Most efficient way to convert/unpack an itertools.chain object to an unordered and ordered list

Question

Other than using the list and sorted methods to convert an itertools.chain object to get an unordered and ordered list, respectively, are there more efficient ways of doing the same in python3? I read in this answer that list is for debugging. Is this true?

Below is an example code where I time the processes:

from itertools import chain
from time import time

def foo(n):
        for i in range(n):
            yield range(n)

def check(n):
    # check list method
    start = time()
    a = list(itertools.chain.from_iterable(foo(n)))
    end = time()- start
    print('Time for list = ', end)
    # check sorted method
    start = time()
    b = sorted(itertools.chain.from_iterable(foo(n)))
    end = time()- start
    print('Time for sorted = ', end)

Results:

>>> check(1000)
Time for list =  0.04650092124938965
Time for sorted =  0.08582258224487305
>>> check(10000)
Time for list =  1.615750789642334
Time for sorted =  8.84056806564331
>>>

Answer 1

The most efficient way is using list() but if you want to flatten a nested iterable by itertools.chain() or concatenate some iterables and then convert it to list you can just use a nested list comprehension at once. Also the reason that sorted() takes more time is that it's sorting the iterable while list just calls some methods of generator function (like __next__) in order to copy the items to a list object.
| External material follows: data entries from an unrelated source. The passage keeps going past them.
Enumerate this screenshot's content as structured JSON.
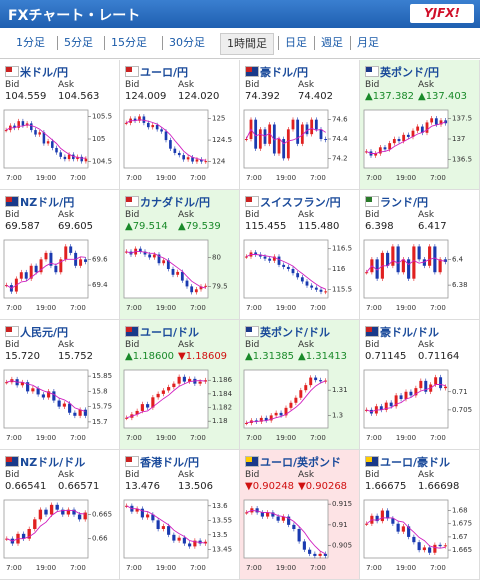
{
  "header": {
    "title": "FXチャート・レート",
    "logo": "YJFX!"
  },
  "tabs": [
    "1分足",
    "5分足",
    "15分足",
    "30分足",
    "1時間足",
    "日足",
    "週足",
    "月足"
  ],
  "selected_tab": 4,
  "labels": {
    "bid": "Bid",
    "ask": "Ask"
  },
  "xticks": [
    "7:00",
    "19:00",
    "7:00"
  ],
  "cards": [
    {
      "pair": "米ドル/円",
      "bid": "104.559",
      "ask": "104.563",
      "state": null,
      "chart": {
        "ylim": [
          104.35,
          105.65
        ],
        "yticks": [
          105.5,
          105,
          104.5
        ],
        "values": [
          105.2,
          105.3,
          105.25,
          105.4,
          105.3,
          105.35,
          105.2,
          105.1,
          105.15,
          104.9,
          104.95,
          104.8,
          104.7,
          104.6,
          104.55,
          104.65,
          104.55,
          104.6,
          104.5,
          104.56
        ]
      }
    },
    {
      "pair": "ユーロ/円",
      "bid": "124.009",
      "ask": "124.020",
      "state": null,
      "chart": {
        "ylim": [
          123.85,
          125.2
        ],
        "yticks": [
          125,
          124.5,
          124
        ],
        "values": [
          124.9,
          125.0,
          124.95,
          125.05,
          124.9,
          124.8,
          124.85,
          124.75,
          124.7,
          124.5,
          124.3,
          124.2,
          124.15,
          124.05,
          124.1,
          124.0,
          124.05,
          124.0,
          124.01
        ]
      }
    },
    {
      "pair": "豪ドル/円",
      "bid": "74.392",
      "ask": "74.402",
      "state": null,
      "chart": {
        "ylim": [
          74.1,
          74.7
        ],
        "yticks": [
          74.6,
          74.4,
          74.2
        ],
        "values": [
          74.4,
          74.6,
          74.3,
          74.5,
          74.35,
          74.55,
          74.25,
          74.4,
          74.2,
          74.5,
          74.6,
          74.35,
          74.55,
          74.45,
          74.6,
          74.5,
          74.4,
          74.39
        ]
      }
    },
    {
      "pair": "英ポンド/円",
      "bid": "▲137.382",
      "ask": "▲137.403",
      "state": "up",
      "chart": {
        "ylim": [
          136.3,
          137.7
        ],
        "yticks": [
          137.5,
          137,
          136.5
        ],
        "values": [
          136.7,
          136.6,
          136.65,
          136.8,
          136.75,
          136.9,
          137.0,
          136.95,
          137.1,
          137.05,
          137.2,
          137.3,
          137.15,
          137.4,
          137.5,
          137.35,
          137.45,
          137.38
        ]
      }
    },
    {
      "pair": "NZドル/円",
      "bid": "69.587",
      "ask": "69.605",
      "state": null,
      "chart": {
        "ylim": [
          69.3,
          69.75
        ],
        "yticks": [
          69.6,
          69.4
        ],
        "values": [
          69.4,
          69.35,
          69.45,
          69.5,
          69.45,
          69.55,
          69.5,
          69.6,
          69.65,
          69.55,
          69.5,
          69.6,
          69.7,
          69.65,
          69.55,
          69.6,
          69.58
        ]
      }
    },
    {
      "pair": "カナダドル/円",
      "bid": "▲79.514",
      "ask": "▲79.539",
      "state": "up",
      "chart": {
        "ylim": [
          79.3,
          80.3
        ],
        "yticks": [
          80,
          79.5
        ],
        "values": [
          80.1,
          80.05,
          80.15,
          80.1,
          80.05,
          80.0,
          80.05,
          79.9,
          79.95,
          79.8,
          79.7,
          79.75,
          79.6,
          79.5,
          79.4,
          79.45,
          79.5,
          79.51
        ]
      }
    },
    {
      "pair": "スイスフラン/円",
      "bid": "115.455",
      "ask": "115.480",
      "state": null,
      "chart": {
        "ylim": [
          115.3,
          116.7
        ],
        "yticks": [
          116.5,
          116,
          115.5
        ],
        "values": [
          116.3,
          116.4,
          116.35,
          116.3,
          116.25,
          116.2,
          116.3,
          116.1,
          116.05,
          116.0,
          115.9,
          115.8,
          115.7,
          115.6,
          115.55,
          115.5,
          115.45,
          115.46
        ]
      }
    },
    {
      "pair": "ランド/円",
      "bid": "6.398",
      "ask": "6.417",
      "state": null,
      "chart": {
        "ylim": [
          6.37,
          6.415
        ],
        "yticks": [
          6.4,
          6.38
        ],
        "values": [
          6.39,
          6.4,
          6.385,
          6.405,
          6.395,
          6.41,
          6.39,
          6.4,
          6.385,
          6.41,
          6.4,
          6.395,
          6.41,
          6.39,
          6.4,
          6.398
        ]
      }
    },
    {
      "pair": "人民元/円",
      "bid": "15.720",
      "ask": "15.752",
      "state": null,
      "chart": {
        "ylim": [
          15.68,
          15.87
        ],
        "yticks": [
          15.85,
          15.8,
          15.75,
          15.7
        ],
        "values": [
          15.83,
          15.84,
          15.82,
          15.83,
          15.8,
          15.81,
          15.79,
          15.78,
          15.8,
          15.77,
          15.75,
          15.76,
          15.73,
          15.72,
          15.74,
          15.72
        ]
      }
    },
    {
      "pair": "ユーロ/ドル",
      "bid": "▲1.18600",
      "ask": "▼1.18609",
      "state": "up",
      "chart": {
        "ylim": [
          1.179,
          1.1875
        ],
        "yticks": [
          1.186,
          1.184,
          1.182,
          1.18
        ],
        "values": [
          1.1805,
          1.181,
          1.1815,
          1.1825,
          1.182,
          1.1835,
          1.184,
          1.1845,
          1.185,
          1.1855,
          1.1865,
          1.1858,
          1.1862,
          1.1855,
          1.1858,
          1.186
        ]
      }
    },
    {
      "pair": "英ポンド/ドル",
      "bid": "▲1.31385",
      "ask": "▲1.31413",
      "state": "up",
      "chart": {
        "ylim": [
          1.295,
          1.318
        ],
        "yticks": [
          1.31,
          1.3
        ],
        "values": [
          1.297,
          1.298,
          1.2975,
          1.299,
          1.298,
          1.3,
          1.301,
          1.3,
          1.303,
          1.305,
          1.307,
          1.31,
          1.312,
          1.315,
          1.314,
          1.3135,
          1.3138
        ]
      }
    },
    {
      "pair": "豪ドル/ドル",
      "bid": "0.71145",
      "ask": "0.71164",
      "state": null,
      "chart": {
        "ylim": [
          0.7,
          0.716
        ],
        "yticks": [
          0.71,
          0.705
        ],
        "values": [
          0.705,
          0.704,
          0.706,
          0.705,
          0.707,
          0.706,
          0.709,
          0.708,
          0.71,
          0.709,
          0.711,
          0.713,
          0.71,
          0.712,
          0.714,
          0.711,
          0.7114
        ]
      }
    },
    {
      "pair": "NZドル/ドル",
      "bid": "0.66541",
      "ask": "0.66571",
      "state": null,
      "chart": {
        "ylim": [
          0.656,
          0.668
        ],
        "yticks": [
          0.665,
          0.66
        ],
        "values": [
          0.66,
          0.659,
          0.661,
          0.66,
          0.662,
          0.664,
          0.666,
          0.665,
          0.667,
          0.666,
          0.665,
          0.666,
          0.665,
          0.664,
          0.6654
        ]
      }
    },
    {
      "pair": "香港ドル/円",
      "bid": "13.476",
      "ask": "13.506",
      "state": null,
      "chart": {
        "ylim": [
          13.42,
          13.62
        ],
        "yticks": [
          13.6,
          13.55,
          13.5,
          13.45
        ],
        "values": [
          13.6,
          13.58,
          13.59,
          13.56,
          13.57,
          13.55,
          13.52,
          13.53,
          13.5,
          13.48,
          13.49,
          13.47,
          13.46,
          13.48,
          13.47,
          13.476
        ]
      }
    },
    {
      "pair": "ユーロ/英ポンド",
      "bid": "▼0.90248",
      "ask": "▼0.90268",
      "state": "down",
      "chart": {
        "ylim": [
          0.902,
          0.916
        ],
        "yticks": [
          0.915,
          0.91,
          0.905
        ],
        "values": [
          0.913,
          0.914,
          0.913,
          0.912,
          0.913,
          0.912,
          0.911,
          0.912,
          0.91,
          0.909,
          0.906,
          0.904,
          0.903,
          0.9025,
          0.903,
          0.9025
        ]
      }
    },
    {
      "pair": "ユーロ/豪ドル",
      "bid": "1.66675",
      "ask": "1.66698",
      "state": null,
      "chart": {
        "ylim": [
          1.662,
          1.684
        ],
        "yticks": [
          1.68,
          1.675,
          1.67,
          1.665
        ],
        "values": [
          1.675,
          1.678,
          1.676,
          1.68,
          1.677,
          1.675,
          1.672,
          1.674,
          1.67,
          1.668,
          1.665,
          1.666,
          1.664,
          1.667,
          1.6665,
          1.6668
        ]
      }
    }
  ]
}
Note that in terms of run time the itertools.chain can perform slightly even faster than list comprehension (python 2.x and python 3.x). Here is an example:

In [27]: lst = [range(10000) for _ in range(10000)]

In [28]: %timeit [i for sub in lst for i in sub]
1 loops, best of 3: 3.94 s per loop

In [29]: %timeit list(chain.from_iterable(lst))
1 loops, best of 3: 2.75 s per loop

Answer 2

Other than using the list and sorted methods to convert an itertools.chain object to get an unordered and ordered list, respectively, are there more efficient ways of doing the same in python3?

simple answer: no. When working with the python generators and iterators, the only caveat you have to avoid is to convert a generator into a list, then into a generator, then into a list again etc…

i.e. a chain like that would be stupid:

list(sorted(list(filter(list(map(…

because you would then lose all the added value of the generators.

I read in this answer that list is for debugging. Is this true?

it depends on your context, generally speaking a list() is not for debugging, it's a different way to represent an iterable.

You might want to use a list() if you need to access an element at a given index, or if you want to know the length of the dataset. You'll want to not use a list() if you can consume the data as it goes.

Think of all the generators/iterator scheme as a way to apply an algorithm for each item as they are available, whereas you work on lists as bulk.

About the question you quote, the question is very specific, and it asks how it can introspect a generator from the REPL, in order to know what is inside. And the advice from the person who answered this is to use the list(chain) only for introspection, but keep as it was originally.